Zaria, 270km north of the capital Abuja, is a predominantly Sunni city with a population of about 500,000. It is a focus for inter-community tensions because it is also the spiritual centre of Shi’ite sect the Islamic Movement in Nigeria as home to its leader Zakzaky.

Human Rights Watch estimates there are around 3m members of the sect, a religious and political movement inspired by Iran’s 1979 Islamic Revolution, which would represent most Shias in the West African country.

What provoked the December violence is disputed.

The army said members of the Shia movement had blocked the convoy of its chief of staff, Lieutenant General Tukur Buratai, as it travelled through Zaria on December 12, and tried to assassinate him. It said a shootout and street battles ensued and that it was forced to call in reinforcements.

Army officers showed  pictures of guns, machetes, petrol bombs and swords with which they said sect members had attacked soldiers.

But members of the sect, which says it is a peaceful movement, and some rights groups say the army launched an unjustified attack, with the motive unclear, and opened fire on civilians. Some Shias showed Reuters videos on their phones of the dead and wounded.

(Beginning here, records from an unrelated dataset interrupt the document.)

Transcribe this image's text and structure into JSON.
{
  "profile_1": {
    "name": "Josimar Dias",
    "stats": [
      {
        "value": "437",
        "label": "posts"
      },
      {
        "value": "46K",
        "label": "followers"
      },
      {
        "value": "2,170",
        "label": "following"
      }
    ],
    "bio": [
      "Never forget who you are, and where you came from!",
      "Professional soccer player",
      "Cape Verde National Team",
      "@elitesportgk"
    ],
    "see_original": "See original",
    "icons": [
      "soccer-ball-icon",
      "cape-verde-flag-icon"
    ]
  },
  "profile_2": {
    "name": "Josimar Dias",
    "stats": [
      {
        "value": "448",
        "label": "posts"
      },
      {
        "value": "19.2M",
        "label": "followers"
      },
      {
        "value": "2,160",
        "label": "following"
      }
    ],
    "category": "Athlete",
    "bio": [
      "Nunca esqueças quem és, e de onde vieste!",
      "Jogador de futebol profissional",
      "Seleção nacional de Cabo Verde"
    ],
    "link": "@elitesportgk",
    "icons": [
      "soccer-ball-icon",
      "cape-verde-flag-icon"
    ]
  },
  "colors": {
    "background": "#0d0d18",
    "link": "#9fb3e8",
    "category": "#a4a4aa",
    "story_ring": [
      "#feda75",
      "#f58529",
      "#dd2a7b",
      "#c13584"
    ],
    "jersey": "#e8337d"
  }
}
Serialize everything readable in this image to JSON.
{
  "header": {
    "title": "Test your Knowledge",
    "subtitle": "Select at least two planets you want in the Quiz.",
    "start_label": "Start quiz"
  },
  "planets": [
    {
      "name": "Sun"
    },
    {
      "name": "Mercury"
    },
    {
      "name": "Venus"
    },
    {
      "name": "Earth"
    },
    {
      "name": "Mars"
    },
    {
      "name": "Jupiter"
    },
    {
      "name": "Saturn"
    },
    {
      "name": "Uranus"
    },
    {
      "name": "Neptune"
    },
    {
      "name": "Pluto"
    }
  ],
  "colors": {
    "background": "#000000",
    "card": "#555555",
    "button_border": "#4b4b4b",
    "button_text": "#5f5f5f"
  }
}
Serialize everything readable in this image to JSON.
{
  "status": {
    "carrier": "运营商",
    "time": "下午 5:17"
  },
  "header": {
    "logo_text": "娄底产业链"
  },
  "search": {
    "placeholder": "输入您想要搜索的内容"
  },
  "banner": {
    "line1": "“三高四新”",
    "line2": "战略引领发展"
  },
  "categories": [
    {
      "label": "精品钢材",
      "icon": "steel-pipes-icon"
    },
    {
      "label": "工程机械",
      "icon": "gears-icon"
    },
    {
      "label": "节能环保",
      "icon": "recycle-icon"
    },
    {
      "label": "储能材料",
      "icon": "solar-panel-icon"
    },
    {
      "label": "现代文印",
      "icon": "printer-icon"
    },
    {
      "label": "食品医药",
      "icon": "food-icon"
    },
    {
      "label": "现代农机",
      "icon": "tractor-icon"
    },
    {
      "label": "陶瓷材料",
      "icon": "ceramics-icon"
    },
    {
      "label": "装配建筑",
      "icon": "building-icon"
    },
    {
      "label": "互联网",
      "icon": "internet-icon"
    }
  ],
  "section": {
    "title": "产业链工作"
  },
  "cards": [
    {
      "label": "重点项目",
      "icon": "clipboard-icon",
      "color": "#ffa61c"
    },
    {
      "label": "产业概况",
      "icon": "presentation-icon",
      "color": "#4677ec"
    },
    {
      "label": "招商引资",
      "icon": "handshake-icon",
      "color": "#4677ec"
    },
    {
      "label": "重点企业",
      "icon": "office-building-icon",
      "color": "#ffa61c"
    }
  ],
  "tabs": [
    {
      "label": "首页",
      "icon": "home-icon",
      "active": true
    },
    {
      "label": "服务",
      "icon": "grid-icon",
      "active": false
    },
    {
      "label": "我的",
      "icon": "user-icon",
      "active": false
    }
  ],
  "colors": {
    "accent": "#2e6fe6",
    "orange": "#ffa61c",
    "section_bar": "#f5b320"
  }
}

The sect says more than 1,000 Shias could have been killed - it says the army had taken more than 400 bodies to several morgues and that 750 other people were missing.

President Buhari - himself a Sunni - has launched an investigation into the violence and its cause, and the destruction of the Shi’ite sites. It is unclear whether the bulldozers that entered Zaria were sent by the government or military.